What the attempts at appeasement have done is dilute the concept of tobacco harm reduction to the point that the phrase is probably used inaccurately more often than accurately. They have allowed it to be hijacked by anti-THR activists. They have created a divide, wherein many smokers’ rights advocates are hostile to the concept of harm reduction because they mistakenly think it is hostile to them. The more sophisticated among them understand what THR really is, of course. But probably a majority of them who have heard the term (along with most vaping advocates who have heard the term) have such a perverted notion of what it means that they consider it yet another antagonist.

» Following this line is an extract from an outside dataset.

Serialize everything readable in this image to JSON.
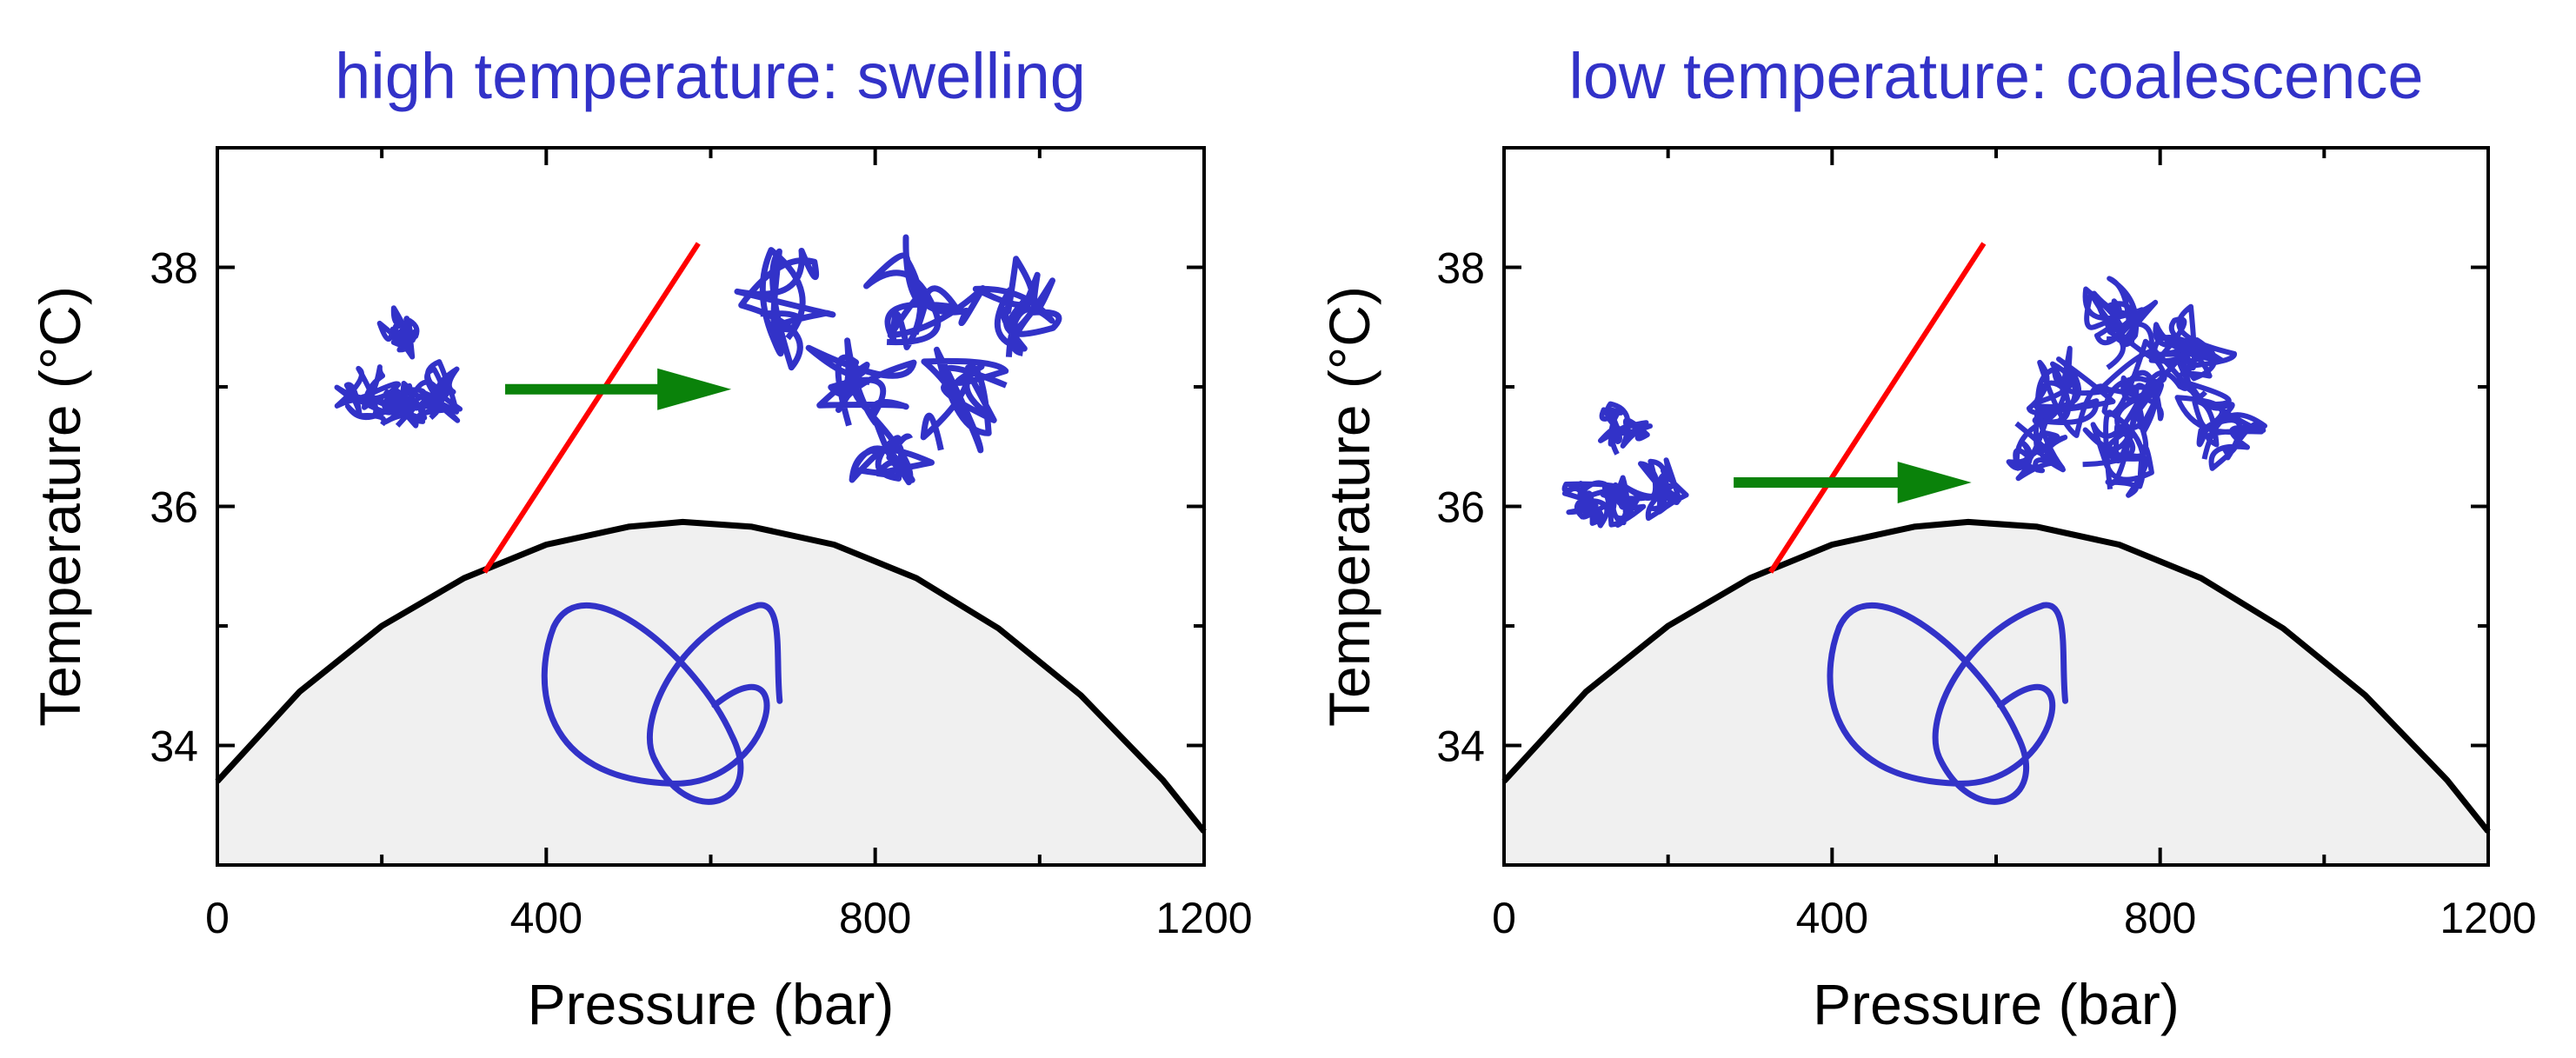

A harm reduction approach embodies basic human rights, concern for people’s welfare, an enlightened view of individual freedom and dignity, and an effort to resist egocentrism and appreciate others’ perspective and preferences. Oh, and it also involves some tools and behavior changes that can lower risk. For tobacco controllers, the first of the previous two sentences might as well have been written in Sanskrit, and so they misconstrue tobacco harm reduction as being about a product set. Clearly a few of their puppet masters do this knowingly, to try to undermine advocacy for human rights and consumer welfare. But given the moral blindness that characterizes drug warriors, it is safe to say that most of tobacco controllers would genuinely not understand the first sentence of this paragraph.